After lots of therapy, group sessions and soul searching, Grant realizes growing up with addiction in her family affected her on many levels. She wants her two kids, now 9 and 6, to know stability.

“My kids — my kids were there during my last overdose, and they know what happened,” she says.

Throughout her addiction, she almost lost everything; she lost homes, jobs — “I lost my soul.”

“I’m not here to glorify meth, either, and say it’s anywhere near lifesaving,” she says. Treating her meth addiction has been hard, to say the least.

She’s had to let go of all of her old friends she used with, something she hates but knows it had to be done. They’re not bad people, she says, they just haven’t made the decision to come clean — and no one can do that for them.

“For the first time in almost 10 years, I’m completely out of the court system.
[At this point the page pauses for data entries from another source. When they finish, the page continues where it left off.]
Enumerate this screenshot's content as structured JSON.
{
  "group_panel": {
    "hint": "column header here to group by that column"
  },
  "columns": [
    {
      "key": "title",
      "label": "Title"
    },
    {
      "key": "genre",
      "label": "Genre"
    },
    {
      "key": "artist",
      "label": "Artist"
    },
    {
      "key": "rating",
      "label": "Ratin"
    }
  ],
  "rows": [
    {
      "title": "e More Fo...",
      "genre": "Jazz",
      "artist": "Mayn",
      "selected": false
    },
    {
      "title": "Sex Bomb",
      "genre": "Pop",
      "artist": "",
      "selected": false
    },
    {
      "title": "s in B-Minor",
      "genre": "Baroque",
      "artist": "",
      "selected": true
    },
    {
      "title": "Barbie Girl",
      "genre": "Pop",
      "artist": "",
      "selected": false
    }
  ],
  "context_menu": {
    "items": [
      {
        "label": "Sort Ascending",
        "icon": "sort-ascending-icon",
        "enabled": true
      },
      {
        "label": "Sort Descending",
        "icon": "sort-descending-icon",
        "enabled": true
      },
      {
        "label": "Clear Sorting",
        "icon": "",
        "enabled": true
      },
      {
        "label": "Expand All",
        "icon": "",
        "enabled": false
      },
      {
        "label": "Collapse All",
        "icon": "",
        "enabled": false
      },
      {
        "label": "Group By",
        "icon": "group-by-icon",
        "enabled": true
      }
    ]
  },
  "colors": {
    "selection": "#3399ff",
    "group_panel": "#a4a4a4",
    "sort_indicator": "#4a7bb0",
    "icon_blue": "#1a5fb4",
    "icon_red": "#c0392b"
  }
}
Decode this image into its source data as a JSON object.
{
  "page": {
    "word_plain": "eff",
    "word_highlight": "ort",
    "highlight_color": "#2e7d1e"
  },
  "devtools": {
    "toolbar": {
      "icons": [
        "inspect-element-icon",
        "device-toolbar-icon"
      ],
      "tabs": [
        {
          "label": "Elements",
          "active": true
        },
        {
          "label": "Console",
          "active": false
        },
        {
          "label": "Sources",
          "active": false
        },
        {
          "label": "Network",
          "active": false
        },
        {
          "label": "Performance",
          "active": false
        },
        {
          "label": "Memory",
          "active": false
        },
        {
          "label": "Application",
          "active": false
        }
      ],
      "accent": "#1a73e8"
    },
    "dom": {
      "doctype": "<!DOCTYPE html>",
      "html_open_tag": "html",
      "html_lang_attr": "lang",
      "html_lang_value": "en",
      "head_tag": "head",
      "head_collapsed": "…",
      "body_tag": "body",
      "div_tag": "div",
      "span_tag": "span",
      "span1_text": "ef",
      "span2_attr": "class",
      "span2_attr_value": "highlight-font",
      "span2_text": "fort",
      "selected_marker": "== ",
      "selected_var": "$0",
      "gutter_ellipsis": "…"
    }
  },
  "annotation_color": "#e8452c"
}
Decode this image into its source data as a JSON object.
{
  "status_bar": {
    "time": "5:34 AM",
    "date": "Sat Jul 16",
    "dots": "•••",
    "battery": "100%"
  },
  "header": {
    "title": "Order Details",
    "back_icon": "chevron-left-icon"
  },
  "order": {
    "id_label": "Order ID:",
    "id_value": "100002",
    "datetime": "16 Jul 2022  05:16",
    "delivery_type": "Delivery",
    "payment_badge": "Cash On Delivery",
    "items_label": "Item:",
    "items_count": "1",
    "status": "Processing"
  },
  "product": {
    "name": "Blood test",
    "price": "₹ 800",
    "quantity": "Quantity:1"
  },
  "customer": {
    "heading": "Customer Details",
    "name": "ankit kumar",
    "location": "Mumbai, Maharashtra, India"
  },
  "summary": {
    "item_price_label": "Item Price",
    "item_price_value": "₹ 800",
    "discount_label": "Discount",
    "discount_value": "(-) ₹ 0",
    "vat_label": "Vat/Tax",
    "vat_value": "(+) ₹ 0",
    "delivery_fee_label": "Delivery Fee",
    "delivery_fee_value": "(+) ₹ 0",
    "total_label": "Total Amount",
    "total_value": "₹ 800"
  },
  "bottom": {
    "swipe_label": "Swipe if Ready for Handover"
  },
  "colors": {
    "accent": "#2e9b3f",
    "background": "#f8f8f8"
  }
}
I’m done, and I’m free, and it’s priceless,” Grant says. She still struggles, and there are days she still wants to get high. But, now she says she knows she doesn’t have to.

“If I get stressed out, and feel like I can’t get done what I need to get done, that’s when I want to use,” Grant says during a group session at Shepherd’s House. “So I just take it day by day. If I can’t get to something today, it’ll be there tomorrow. That’s all I can do.”